# T380 Custom Paint Job



## SuckLead

Ok, so the little one finally came home today after being pampered all weekend by my manager. And I am rather impressed! I have one final touch to do. I need to refill the model airplane spray and get some on this thing. The stuff makes the paint job hard as a rock so it won't chip but it is made for matt finishes like on the model aircraft.

The little girl is now tan and OD green.

Before:










After:



















Not the clearest photos, but this gun doesn't seem to like having it's picture taken.

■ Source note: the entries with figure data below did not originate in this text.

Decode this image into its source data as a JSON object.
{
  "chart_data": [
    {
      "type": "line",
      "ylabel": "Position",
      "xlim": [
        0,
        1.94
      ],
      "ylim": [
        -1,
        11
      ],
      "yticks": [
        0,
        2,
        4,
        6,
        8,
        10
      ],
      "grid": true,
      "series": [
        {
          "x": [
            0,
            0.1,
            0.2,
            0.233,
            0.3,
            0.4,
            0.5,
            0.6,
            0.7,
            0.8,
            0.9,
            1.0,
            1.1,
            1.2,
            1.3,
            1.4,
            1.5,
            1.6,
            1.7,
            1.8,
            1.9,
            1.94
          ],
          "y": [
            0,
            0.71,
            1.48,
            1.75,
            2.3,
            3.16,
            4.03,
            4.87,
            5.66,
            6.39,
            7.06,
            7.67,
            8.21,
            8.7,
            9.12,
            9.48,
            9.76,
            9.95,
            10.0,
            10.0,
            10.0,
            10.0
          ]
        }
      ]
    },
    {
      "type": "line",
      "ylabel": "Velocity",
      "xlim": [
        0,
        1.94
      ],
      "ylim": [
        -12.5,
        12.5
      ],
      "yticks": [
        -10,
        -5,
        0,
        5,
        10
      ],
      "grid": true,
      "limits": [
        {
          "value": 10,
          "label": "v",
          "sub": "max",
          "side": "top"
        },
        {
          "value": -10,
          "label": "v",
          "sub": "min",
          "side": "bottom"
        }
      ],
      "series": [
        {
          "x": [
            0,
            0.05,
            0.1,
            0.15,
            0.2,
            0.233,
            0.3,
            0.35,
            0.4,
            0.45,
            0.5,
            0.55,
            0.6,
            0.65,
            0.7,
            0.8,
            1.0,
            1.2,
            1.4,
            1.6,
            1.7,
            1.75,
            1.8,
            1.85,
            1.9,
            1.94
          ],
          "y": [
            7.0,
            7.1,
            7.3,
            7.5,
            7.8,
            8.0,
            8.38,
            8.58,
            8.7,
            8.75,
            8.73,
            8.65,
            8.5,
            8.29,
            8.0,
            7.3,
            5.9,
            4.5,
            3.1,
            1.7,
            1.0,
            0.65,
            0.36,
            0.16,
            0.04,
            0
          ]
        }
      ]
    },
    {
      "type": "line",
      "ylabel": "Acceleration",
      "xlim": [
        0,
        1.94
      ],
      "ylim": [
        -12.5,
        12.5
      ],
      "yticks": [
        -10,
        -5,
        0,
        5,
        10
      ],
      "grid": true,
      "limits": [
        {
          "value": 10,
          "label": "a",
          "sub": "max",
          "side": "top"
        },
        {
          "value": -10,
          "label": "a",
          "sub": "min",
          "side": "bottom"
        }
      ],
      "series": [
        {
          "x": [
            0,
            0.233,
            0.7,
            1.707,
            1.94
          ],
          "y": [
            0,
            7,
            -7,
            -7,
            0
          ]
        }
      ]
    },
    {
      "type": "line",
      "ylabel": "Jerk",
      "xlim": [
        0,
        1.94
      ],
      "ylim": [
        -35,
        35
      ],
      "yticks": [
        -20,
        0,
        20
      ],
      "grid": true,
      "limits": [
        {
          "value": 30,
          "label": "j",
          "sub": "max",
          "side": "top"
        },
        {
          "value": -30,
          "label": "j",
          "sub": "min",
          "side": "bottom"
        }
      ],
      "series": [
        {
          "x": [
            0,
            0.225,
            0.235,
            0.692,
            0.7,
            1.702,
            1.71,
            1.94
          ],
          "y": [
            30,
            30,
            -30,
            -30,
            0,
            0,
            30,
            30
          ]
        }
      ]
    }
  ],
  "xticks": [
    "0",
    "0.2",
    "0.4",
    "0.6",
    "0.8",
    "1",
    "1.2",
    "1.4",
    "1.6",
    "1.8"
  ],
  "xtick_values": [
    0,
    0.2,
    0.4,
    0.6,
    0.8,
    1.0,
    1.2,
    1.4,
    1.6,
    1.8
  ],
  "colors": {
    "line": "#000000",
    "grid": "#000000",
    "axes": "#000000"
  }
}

So I need to work on the barrel before shooting it since the slide hangs up on the paint a bit. I think it needs some scrapping followed by some lubricant and it should be fine. Finish it with the clear coat to keep it from chipping (it already has a little, but that's ok... it's spray paint. LOL!) and we're good to go!


----------



## Baldy

Looks good. I would put the clear on and give a couple days to dry good and fire away. It will wear in. They got a thread on the Smith site where some clown is painting then bright red and black.


----------



## DjSaneR

Looks good


----------



## CHICAGO TYPEWRITER

I like it. How is it holding up?


----------



## SuckLead

Great so far. However, it hasn't been removed from a silicon sock since this was done. I haven't found the clear coat I need for it yet, so it hasn't been shot.


----------